Angel looked at the bent-over little woman, and the words “stand tall” seemed strange but true, and although she thought Miss Liza was giving her too much credit—Angel could think all too often of the times she had been weak and close to dissolving in despair—it was something to live up to, wasn’t it? No matter what other people did or failed to do, you could try yourself to be something like Polaris, shining strong and bright and fixed in a swirling world of darkness.

She asked Miss Liza to let her take the poetry book home. She wanted to read the poem over and over again. She might never understand it, she knew; still she wanted it to be inside her, a part of her star stuff.

***

As soon as Angel turned up the driveway, she saw the car. Not a brand-new one, but almost clean, not like most of the cars out here in the country. Her stomach did a flipflop even before she saw the middle-aged, neatly dressed woman sitting at the wheel. They’d found her. She almost made a dash for it, but it would be hard to get far carrying a book and a bag of groceries. Anyhow, it was already too late. The woman had spotted her and was getting out of the car.

“Hello, Angel,” she said. “I’m Mrs. Morris.”

Angel clutched Robert Frost more tightly in her left hand and propped the bulky bag she held in her right arm on her hip. “Hi,” she said.

“Here”—the woman reached out—“Let me help you with that load.”

“It’s okay. I can manage.” She could see out of the corner of her eye that Grandma was standing on the front porch and watching. “Did you want to see my grandma?”

“I’ve already met her. Actually, you’re the person I was waiting to see.” She looked around the junk-filled yard. “Is there somewhere we could talk—just the two of us? The sugar shack, maybe?”

Angel shook her head. Her mouth felt frozen. So this was the way it was going to be. She cleared her throat. “It’s...sort of filled with stuff. Storage, you know.” Does a messy shed count against you? One your daddy hid in?

“Would you mind just sitting in the car, then?”

She did mind. You never knew when you got into a social worker’s car, where you would end up, but the woman had already opened the rear door and was reaching for the groceries. “Here,” she said. “Why don’t you just set that heavy bag in here and then jump in the front seat with me? The law won’t fuss about a minor in the front seat as long as the car isn’t moving.” She laughed as though she’d made a joke.

Angel put the groceries in back and went around to the front seat. She left the door open. Not that she was going to make a run for it, but just so she wouldn’t feel trapped. She held on to Robert Frost the way Bernie used to hold on to Grizzle. To stay your mind on and be staid.

“What’s your book?” the social worker asked.

“Just some poetry.”

“That’s nice.” The woman was quiet for a moment, thrumping a silent rhythm on the steering wheel, looking ahead through the windshield. “We’ve got a problem here, Angel,” she began.

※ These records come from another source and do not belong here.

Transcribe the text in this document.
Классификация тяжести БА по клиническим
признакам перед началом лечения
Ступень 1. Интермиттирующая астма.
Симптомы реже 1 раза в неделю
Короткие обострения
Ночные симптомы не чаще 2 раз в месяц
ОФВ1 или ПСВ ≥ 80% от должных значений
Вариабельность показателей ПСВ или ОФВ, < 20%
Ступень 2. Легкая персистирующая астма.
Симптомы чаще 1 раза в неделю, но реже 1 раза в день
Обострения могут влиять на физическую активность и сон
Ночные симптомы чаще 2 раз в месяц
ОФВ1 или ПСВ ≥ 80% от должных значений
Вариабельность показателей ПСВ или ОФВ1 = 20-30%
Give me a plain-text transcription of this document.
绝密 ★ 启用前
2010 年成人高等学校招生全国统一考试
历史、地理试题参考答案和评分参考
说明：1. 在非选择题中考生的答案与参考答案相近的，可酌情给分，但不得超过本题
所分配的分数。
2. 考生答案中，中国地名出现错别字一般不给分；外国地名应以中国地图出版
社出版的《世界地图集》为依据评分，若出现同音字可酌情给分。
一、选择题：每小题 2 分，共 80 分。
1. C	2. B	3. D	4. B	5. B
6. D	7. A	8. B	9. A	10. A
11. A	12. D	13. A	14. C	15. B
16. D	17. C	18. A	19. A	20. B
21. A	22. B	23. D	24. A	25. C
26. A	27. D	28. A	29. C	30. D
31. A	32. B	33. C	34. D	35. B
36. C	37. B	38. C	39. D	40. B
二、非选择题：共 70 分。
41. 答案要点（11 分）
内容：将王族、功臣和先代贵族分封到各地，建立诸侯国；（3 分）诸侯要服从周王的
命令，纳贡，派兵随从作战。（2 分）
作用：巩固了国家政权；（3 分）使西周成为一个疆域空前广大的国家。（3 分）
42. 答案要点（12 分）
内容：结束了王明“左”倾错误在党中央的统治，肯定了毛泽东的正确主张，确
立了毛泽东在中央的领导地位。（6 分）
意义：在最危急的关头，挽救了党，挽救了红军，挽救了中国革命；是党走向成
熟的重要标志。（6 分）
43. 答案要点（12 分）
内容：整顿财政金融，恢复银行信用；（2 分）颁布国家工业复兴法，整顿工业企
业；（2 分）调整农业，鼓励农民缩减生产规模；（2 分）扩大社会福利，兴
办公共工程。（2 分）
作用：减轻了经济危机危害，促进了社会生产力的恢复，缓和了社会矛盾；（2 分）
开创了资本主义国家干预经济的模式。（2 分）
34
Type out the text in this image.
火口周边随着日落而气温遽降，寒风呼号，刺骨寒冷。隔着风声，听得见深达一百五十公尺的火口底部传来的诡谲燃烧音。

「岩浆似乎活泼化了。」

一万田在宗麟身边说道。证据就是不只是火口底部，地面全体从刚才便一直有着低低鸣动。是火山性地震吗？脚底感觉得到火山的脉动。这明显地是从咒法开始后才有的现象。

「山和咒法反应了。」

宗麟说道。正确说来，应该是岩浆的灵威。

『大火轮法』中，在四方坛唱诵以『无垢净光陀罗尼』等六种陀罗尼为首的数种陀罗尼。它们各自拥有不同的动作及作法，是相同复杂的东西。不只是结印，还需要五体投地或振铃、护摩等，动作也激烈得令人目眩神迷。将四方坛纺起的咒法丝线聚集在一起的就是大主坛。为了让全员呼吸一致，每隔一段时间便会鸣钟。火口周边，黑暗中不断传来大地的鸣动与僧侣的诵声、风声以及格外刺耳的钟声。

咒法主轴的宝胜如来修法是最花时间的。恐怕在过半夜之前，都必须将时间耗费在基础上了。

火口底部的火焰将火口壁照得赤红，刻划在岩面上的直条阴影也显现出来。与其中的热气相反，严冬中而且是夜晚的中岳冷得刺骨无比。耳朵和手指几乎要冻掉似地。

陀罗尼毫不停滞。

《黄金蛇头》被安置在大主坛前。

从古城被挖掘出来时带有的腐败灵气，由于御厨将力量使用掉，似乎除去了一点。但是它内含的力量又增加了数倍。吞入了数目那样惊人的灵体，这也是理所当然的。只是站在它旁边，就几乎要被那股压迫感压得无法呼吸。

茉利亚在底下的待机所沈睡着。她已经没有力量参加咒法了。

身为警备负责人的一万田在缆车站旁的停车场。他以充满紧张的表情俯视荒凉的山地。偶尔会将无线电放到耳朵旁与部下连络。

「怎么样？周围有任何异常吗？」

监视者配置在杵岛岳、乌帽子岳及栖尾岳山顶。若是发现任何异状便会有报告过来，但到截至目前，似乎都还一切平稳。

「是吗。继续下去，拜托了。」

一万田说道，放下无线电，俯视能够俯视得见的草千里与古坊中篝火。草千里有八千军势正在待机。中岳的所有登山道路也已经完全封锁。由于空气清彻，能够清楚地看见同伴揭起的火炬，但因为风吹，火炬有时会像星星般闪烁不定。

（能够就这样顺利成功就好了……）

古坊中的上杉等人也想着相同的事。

You’ve got a problem. I’m fine.

“Did you know your father said he walked away from his work crew because he was hoping to see you?”

Work crew? She didn’t try to answer. She might betray herself.

“Well, that’s what he told the police when they finally caught up with him—that he was trying to check up on you. He said that the reason he took off was that you had called him. You were all upset, he said, because your mother had taken your brother away and left you alone here with your great-grandmother.”

So that business about parole had been a lie. Angel bit her lip. She mustn’t speak. Not even to ask if they knew where Bernie was.